Anthony Ray Hinton spent 30 years in prison for a crime he didn’t commit, stripped of his right to vote as he sat on death row in an Alabama prison. Convicted in Jefferson County in 1985 more than one District Attorney refused to review the weak evidence that sent him to Alabama’s death row even after top firearms examiners who testified in 2002 that the revolver alleged to have been used in his crime could not be matched to the murders and an uncharged crime.

After the U.S. Supreme Court reversed lower courts and a new trial was granted a judge finally dismissed the charges after prosecutors said that scientists at the Alabama Department of Forensic Sciences tested the evidence and confirmed that the crime bullets could not be matched to the alleged weapon used in the murders for which Hinton was convicted.

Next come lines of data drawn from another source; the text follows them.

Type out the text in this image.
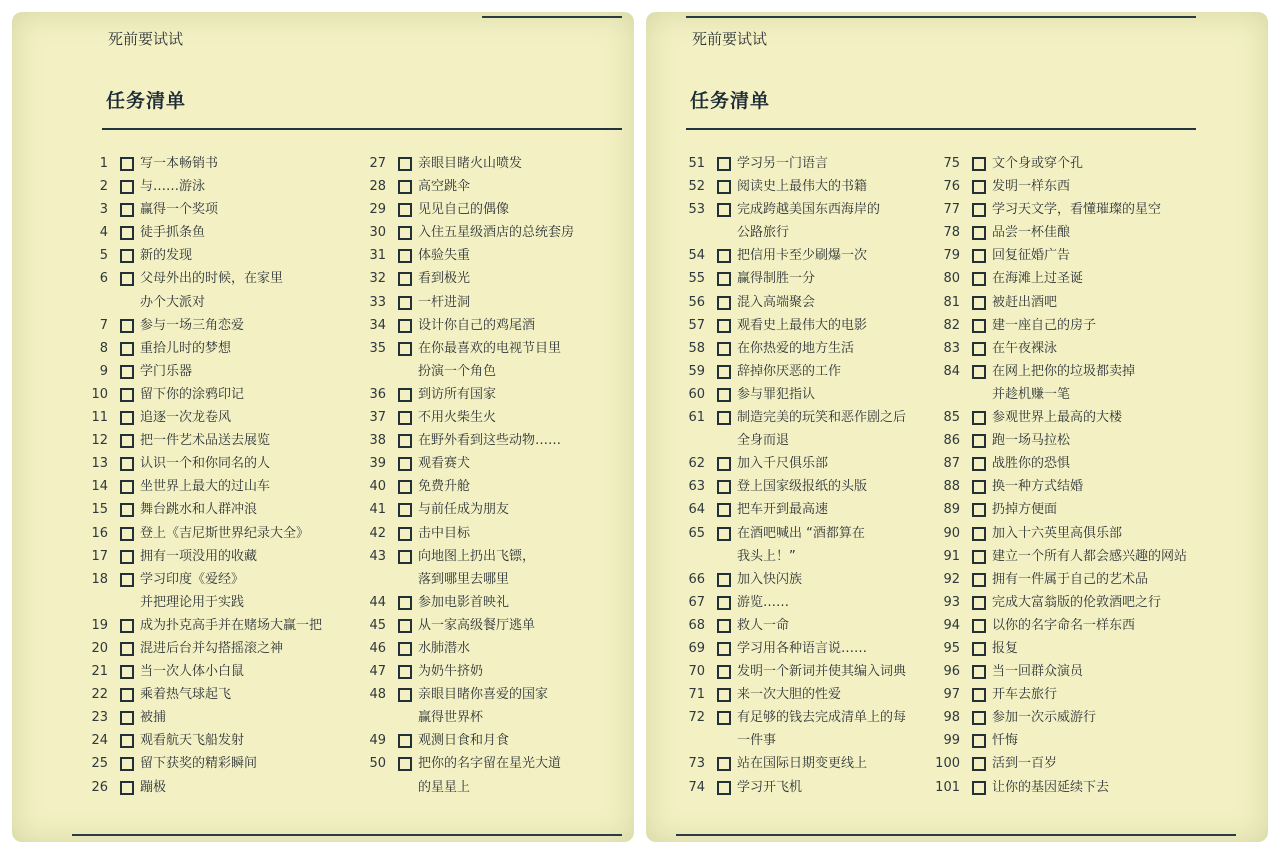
死前要试试
任务清单
1 写一本畅销书
2 与……游泳
3 赢得一个奖项
4 徒手抓条鱼
5 新的发现
6 父母外出的时候，在家里
办个大派对
7 参与一场三角恋爱
8 重拾儿时的梦想
9 学门乐器
10 留下你的涂鸦印记
11 追逐一次龙卷风
12 把一件艺术品送去展览
13 认识一个和你同名的人
14 坐世界上最大的过山车
15 舞台跳水和人群冲浪
16 登上《吉尼斯世界纪录大全》
17 拥有一项没用的收藏
18 学习印度《爱经》
并把理论用于实践
19 成为扑克高手并在赌场大赢一把
20 混进后台并勾搭摇滚之神
21 当一次人体小白鼠
22 乘着热气球起飞
23 被捕
24 观看航天飞船发射
25 留下获奖的精彩瞬间
26 蹦极
27 亲眼目睹火山喷发
28 高空跳伞
29 见见自己的偶像
30 入住五星级酒店的总统套房
31 体验失重
32 看到极光
33 一杆进洞
34 设计你自己的鸡尾酒
35 在你最喜欢的电视节目里
扮演一个角色
36 到访所有国家
37 不用火柴生火
38 在野外看到这些动物……
39 观看赛犬
40 免费升舱
41 与前任成为朋友
42 击中目标
43 向地图上扔出飞镖，
落到哪里去哪里
44 参加电影首映礼
45 从一家高级餐厅逃单
46 水肺潜水
47 为奶牛挤奶
48 亲眼目睹你喜爱的国家
赢得世界杯
49 观测日食和月食
50 把你的名字留在星光大道
的星星上
死前要试试
任务清单
51 学习另一门语言
52 阅读史上最伟大的书籍
53 完成跨越美国东西海岸的
公路旅行
54 把信用卡至少刷爆一次
55 赢得制胜一分
56 混入高端聚会
57 观看史上最伟大的电影
58 在你热爱的地方生活
59 辞掉你厌恶的工作
60 参与罪犯指认
61 制造完美的玩笑和恶作剧之后
全身而退
62 加入千尺俱乐部
63 登上国家级报纸的头版
64 把车开到最高速
65 在酒吧喊出 “酒都算在
我头上！”
66 加入快闪族
67 游览……
68 救人一命
69 学习用各种语言说……
70 发明一个新词并使其编入词典
71 来一次大胆的性爱
72 有足够的钱去完成清单上的每
一件事
73 站在国际日期变更线上
74 学习开飞机
75 文个身或穿个孔
76 发明一样东西
77 学习天文学，看懂璀璨的星空
78 品尝一杯佳酿
79 回复征婚广告
80 在海滩上过圣诞
81 被赶出酒吧
82 建一座自己的房子
83 在午夜裸泳
84 在网上把你的垃圾都卖掉
并趁机赚一笔
85 参观世界上最高的大楼
86 跑一场马拉松
87 战胜你的恐惧
88 换一种方式结婚
89 扔掉方便面
90 加入十六英里高俱乐部
91 建立一个所有人都会感兴趣的网站
92 拥有一件属于自己的艺术品
93 完成大富翁版的伦敦酒吧之行
94 以你的名字命名一样东西
95 报复
96 当一回群众演员
97 开车去旅行
98 参加一次示威游行
99 忏悔
100 活到一百岁
101 让你的基因延续下去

On Tuesday, he voted for the first time in a midterm election since being released in 2015.

The Equal Justice Initiative, a non-profit that works on issues of mass incarceration, human rights and racial justice, shared Hinton’s story on social media with a picture of the man smiling with his voting sticker on his forehead.

“I realize that people have struggled and even lost their lives fighting for the right to vote. If I don’t vote, it’s like spitting on all those who came and sacrificed before me,” Hinton said in a statement to USA TODAY from the Equal Justice Initiative.